Continuing on with more differences, there is another discrepancy in how the authors back their claims. The author of Article #1 backs none of her claims with solid sources. In one case, she expects the reader to rely on her friend Ariel, who has a vacation house in Cape Cod, for information about a Leukemia-causing chemical found in the city's water system. Now, I don't know how gullible most people are, but I like to have a more reliable source than a friend of a friend to judge something as important as the safety of drinking water in an area. Other than that source, no other references are made regarding where the supplied information came from. Article #2 , which is mostly a review of a book, uses opinions of the author for the most part. The author does make references to Freud in order to back claims made in the book, though. Obviously Article#1 doesn't make it a top priority to back the many claims presented in the article. Both the author and the magazine apparently don't feel its readers need proof, which is probably the case. Article #2, however, is a more serious article geared toward an audience trained to be skeptical of information. Therefore, the author backs his claims with proof. The author of the review also backs the author of the book's claims with proof, which again stresses the importance of proof to both the writer and reader.
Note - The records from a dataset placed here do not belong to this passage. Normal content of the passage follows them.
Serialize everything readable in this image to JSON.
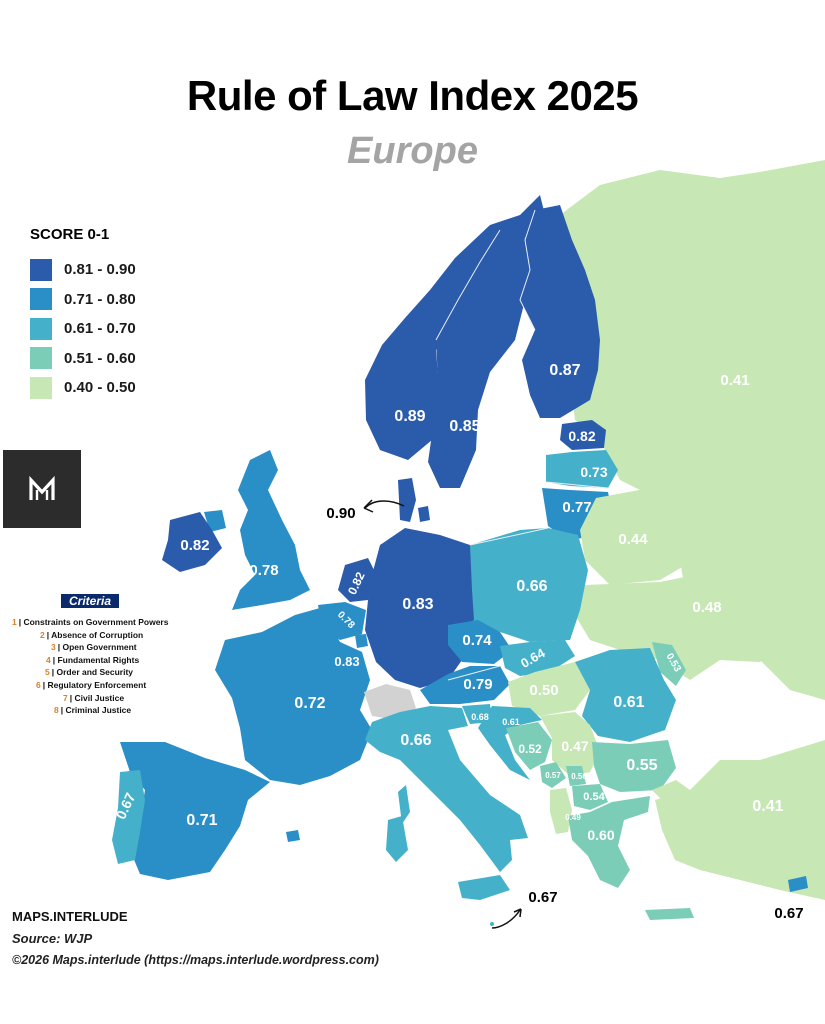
{
  "header": {
    "title": "Rule of Law Index 2025",
    "subtitle": "Europe"
  },
  "legend": {
    "title": "SCORE 0-1",
    "items": [
      {
        "label": "0.81 - 0.90",
        "color": "#2b5bab"
      },
      {
        "label": "0.71 - 0.80",
        "color": "#2a8ec7"
      },
      {
        "label": "0.61 - 0.70",
        "color": "#45b0ca"
      },
      {
        "label": "0.51 - 0.60",
        "color": "#7ccdb7"
      },
      {
        "label": "0.40 - 0.50",
        "color": "#c7e7b4"
      }
    ]
  },
  "criteria": {
    "title": "Criteria",
    "items": [
      {
        "num": "1",
        "label": "| Constraints on Government Powers"
      },
      {
        "num": "2",
        "label": "| Absence of Corruption"
      },
      {
        "num": "3",
        "label": "| Open Government"
      },
      {
        "num": "4",
        "label": "| Fundamental Rights"
      },
      {
        "num": "5",
        "label": "| Order and Security"
      },
      {
        "num": "6",
        "label": "| Regulatory Enforcement"
      },
      {
        "num": "7",
        "label": "| Civil Justice"
      },
      {
        "num": "8",
        "label": "| Criminal Justice"
      }
    ]
  },
  "footer": {
    "brand": "MAPS.INTERLUDE",
    "source": "Source: WJP",
    "copyright": "©2026 Maps.interlude (https://maps.interlude.wordpress.com)"
  },
  "map": {
    "no_data_color": "#d2d2d2",
    "sea_color": "#ffffff",
    "border_color": "#e8eef4",
    "score_labels": [
      {
        "name": "russia",
        "text": "0.41"
      },
      {
        "name": "finland",
        "text": "0.87"
      },
      {
        "name": "sweden",
        "text": "0.85"
      },
      {
        "name": "norway",
        "text": "0.89"
      },
      {
        "name": "estonia",
        "text": "0.82"
      },
      {
        "name": "latvia",
        "text": "0.73"
      },
      {
        "name": "lithuania",
        "text": "0.77"
      },
      {
        "name": "denmark",
        "text": "0.90"
      },
      {
        "name": "ireland",
        "text": "0.82"
      },
      {
        "name": "united-kingdom",
        "text": "0.78"
      },
      {
        "name": "belarus",
        "text": "0.44"
      },
      {
        "name": "poland",
        "text": "0.66"
      },
      {
        "name": "netherlands",
        "text": "0.82"
      },
      {
        "name": "belgium",
        "text": "0.78"
      },
      {
        "name": "germany",
        "text": "0.83"
      },
      {
        "name": "ukraine",
        "text": "0.48"
      },
      {
        "name": "czechia",
        "text": "0.74"
      },
      {
        "name": "slovakia",
        "text": "0.64"
      },
      {
        "name": "moldova",
        "text": "0.53"
      },
      {
        "name": "luxembourg",
        "text": "0.83"
      },
      {
        "name": "austria",
        "text": "0.79"
      },
      {
        "name": "hungary",
        "text": "0.50"
      },
      {
        "name": "romania",
        "text": "0.61"
      },
      {
        "name": "france",
        "text": "0.72"
      },
      {
        "name": "slovenia",
        "text": "0.68"
      },
      {
        "name": "croatia",
        "text": "0.61"
      },
      {
        "name": "italy",
        "text": "0.66"
      },
      {
        "name": "bosnia",
        "text": "0.52"
      },
      {
        "name": "serbia",
        "text": "0.47"
      },
      {
        "name": "bulgaria",
        "text": "0.55"
      },
      {
        "name": "montenegro",
        "text": "0.57"
      },
      {
        "name": "kosovo",
        "text": "0.56"
      },
      {
        "name": "north-macedonia",
        "text": "0.54"
      },
      {
        "name": "albania",
        "text": "0.49"
      },
      {
        "name": "greece",
        "text": "0.60"
      },
      {
        "name": "turkey",
        "text": "0.41"
      },
      {
        "name": "portugal",
        "text": "0.67"
      },
      {
        "name": "spain",
        "text": "0.71"
      },
      {
        "name": "malta",
        "text": "0.67"
      },
      {
        "name": "cyprus",
        "text": "0.67"
      }
    ]
  }
}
In order to have a clear understanding of an article, sometimes the reader has to first understand the assumptions being made by the author about the knowledge of him or herself. In article #1, the only assumption made is that the reader is supposed to know that we are all supposed to drink eight glasses of water a day. Basically anyone is capable of reading and understanding this article if you have an elementary level of reading capability. The author in Article #2 makes many more assumptions of the reader. One is that he expects the reader to have a grasp on the vocabulary used in the Psychology field. He also expects some basic knowledge of Freud in terms of his studies on parental abuse. A beginning grasp on Christianity and Judaism is also required in order to fully understand the text. I concluded from these findings, that an article written for an academic audience requires knowledge in that specific field as opposed to that which is written for a general audience requires no such knowledge.
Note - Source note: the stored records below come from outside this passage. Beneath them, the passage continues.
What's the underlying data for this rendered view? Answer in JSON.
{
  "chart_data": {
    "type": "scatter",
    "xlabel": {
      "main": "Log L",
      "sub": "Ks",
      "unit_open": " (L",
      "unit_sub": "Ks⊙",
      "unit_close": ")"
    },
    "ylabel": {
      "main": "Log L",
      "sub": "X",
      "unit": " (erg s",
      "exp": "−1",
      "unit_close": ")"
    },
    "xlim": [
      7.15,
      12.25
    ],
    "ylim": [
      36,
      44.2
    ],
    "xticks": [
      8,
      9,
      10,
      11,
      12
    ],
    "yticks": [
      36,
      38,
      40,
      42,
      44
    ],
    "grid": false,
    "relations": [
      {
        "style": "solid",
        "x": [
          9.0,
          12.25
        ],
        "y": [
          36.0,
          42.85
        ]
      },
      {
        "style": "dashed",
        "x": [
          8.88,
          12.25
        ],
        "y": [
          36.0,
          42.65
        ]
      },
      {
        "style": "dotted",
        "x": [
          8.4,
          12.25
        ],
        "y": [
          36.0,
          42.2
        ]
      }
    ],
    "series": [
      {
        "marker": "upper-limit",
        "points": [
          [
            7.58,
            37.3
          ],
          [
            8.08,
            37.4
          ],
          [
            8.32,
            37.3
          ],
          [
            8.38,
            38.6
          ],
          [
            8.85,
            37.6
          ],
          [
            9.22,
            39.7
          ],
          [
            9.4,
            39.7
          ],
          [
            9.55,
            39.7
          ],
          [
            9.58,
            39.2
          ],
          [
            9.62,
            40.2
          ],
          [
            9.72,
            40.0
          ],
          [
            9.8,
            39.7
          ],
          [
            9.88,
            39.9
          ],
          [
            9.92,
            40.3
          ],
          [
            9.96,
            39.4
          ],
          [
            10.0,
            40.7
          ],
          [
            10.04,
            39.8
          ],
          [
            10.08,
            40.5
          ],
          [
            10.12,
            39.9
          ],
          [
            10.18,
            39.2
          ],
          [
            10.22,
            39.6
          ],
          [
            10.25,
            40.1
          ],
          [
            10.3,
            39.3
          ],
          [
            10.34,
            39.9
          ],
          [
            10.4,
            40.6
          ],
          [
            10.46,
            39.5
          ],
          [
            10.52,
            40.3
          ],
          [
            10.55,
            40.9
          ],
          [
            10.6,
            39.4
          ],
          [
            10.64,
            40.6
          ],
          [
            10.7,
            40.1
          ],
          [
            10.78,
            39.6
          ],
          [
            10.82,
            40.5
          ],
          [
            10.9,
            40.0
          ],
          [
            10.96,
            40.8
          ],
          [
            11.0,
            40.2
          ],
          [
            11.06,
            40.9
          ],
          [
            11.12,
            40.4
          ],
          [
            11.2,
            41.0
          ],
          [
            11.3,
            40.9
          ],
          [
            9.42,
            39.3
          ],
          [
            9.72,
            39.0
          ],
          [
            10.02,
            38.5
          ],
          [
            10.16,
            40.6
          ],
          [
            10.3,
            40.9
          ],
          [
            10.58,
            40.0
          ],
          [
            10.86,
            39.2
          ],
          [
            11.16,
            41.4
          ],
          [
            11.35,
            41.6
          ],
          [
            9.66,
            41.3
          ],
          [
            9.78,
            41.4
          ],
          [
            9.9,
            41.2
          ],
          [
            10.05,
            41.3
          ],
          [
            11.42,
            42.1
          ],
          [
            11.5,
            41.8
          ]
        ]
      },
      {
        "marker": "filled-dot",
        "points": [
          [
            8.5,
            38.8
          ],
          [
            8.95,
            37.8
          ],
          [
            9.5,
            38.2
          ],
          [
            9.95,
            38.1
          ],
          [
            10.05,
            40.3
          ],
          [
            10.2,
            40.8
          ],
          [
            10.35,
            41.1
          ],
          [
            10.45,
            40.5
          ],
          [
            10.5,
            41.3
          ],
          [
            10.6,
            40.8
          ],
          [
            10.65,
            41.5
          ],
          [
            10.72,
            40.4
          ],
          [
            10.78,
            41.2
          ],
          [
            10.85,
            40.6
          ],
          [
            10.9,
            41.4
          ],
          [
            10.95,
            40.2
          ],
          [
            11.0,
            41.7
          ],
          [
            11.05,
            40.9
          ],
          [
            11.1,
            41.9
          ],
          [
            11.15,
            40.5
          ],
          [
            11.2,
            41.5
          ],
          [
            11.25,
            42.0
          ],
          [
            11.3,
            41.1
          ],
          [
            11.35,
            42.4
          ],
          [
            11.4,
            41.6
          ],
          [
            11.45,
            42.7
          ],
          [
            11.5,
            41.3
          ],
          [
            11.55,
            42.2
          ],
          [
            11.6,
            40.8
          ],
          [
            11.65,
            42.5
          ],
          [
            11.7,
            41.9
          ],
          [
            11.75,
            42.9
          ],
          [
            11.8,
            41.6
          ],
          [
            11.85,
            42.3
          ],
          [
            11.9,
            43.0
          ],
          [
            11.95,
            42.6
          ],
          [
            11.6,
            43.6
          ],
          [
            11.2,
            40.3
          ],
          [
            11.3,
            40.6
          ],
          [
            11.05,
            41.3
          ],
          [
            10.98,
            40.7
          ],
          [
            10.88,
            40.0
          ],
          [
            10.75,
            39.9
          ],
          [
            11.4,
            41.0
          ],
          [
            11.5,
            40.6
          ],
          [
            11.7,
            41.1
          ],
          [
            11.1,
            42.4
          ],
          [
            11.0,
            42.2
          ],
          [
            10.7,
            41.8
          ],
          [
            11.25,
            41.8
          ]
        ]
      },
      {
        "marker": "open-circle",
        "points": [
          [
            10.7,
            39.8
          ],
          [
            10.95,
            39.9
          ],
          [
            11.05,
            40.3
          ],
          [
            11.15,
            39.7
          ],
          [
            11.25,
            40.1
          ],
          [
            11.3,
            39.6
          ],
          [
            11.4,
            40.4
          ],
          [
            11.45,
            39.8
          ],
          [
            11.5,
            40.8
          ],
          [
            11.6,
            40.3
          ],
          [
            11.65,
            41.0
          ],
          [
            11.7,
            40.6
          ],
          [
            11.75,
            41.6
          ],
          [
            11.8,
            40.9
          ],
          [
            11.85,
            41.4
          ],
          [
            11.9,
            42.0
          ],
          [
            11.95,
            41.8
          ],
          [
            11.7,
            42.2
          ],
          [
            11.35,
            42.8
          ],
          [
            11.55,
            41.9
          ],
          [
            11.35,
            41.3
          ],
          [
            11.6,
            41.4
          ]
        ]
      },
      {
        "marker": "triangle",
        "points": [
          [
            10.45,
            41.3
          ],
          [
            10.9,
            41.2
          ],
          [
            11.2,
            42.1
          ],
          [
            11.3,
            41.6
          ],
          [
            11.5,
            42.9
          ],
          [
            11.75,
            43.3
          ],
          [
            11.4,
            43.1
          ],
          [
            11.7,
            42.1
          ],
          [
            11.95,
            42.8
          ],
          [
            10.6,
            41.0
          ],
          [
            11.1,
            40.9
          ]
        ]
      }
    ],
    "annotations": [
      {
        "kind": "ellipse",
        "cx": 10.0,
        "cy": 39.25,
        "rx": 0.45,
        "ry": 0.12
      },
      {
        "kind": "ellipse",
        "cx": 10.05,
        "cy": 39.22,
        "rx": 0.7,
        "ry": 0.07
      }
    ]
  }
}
In conclusion, articles written for an academic audience are very different from those written for a general audience. These differences include organization, style and tone, how authors back their claims and the assumptions made by the author about the reader. If you are a reader looking for information on a certain topic in your field, you are going to generally go to an academic journal of some sort to get this information. The authors of these journals know that the people reading their works are looking for certain criteria in these works. That criteria might include specific information, more specific than can be found in a general information magazine geared toward a general audience. Articles geared toward a general audience are less specific about details and proving that the presented information is true. Those in academia can't take the chance, in most cases, on whether the facts are true or not. Therefore these journals need to be very specific, more so than general audience magazines.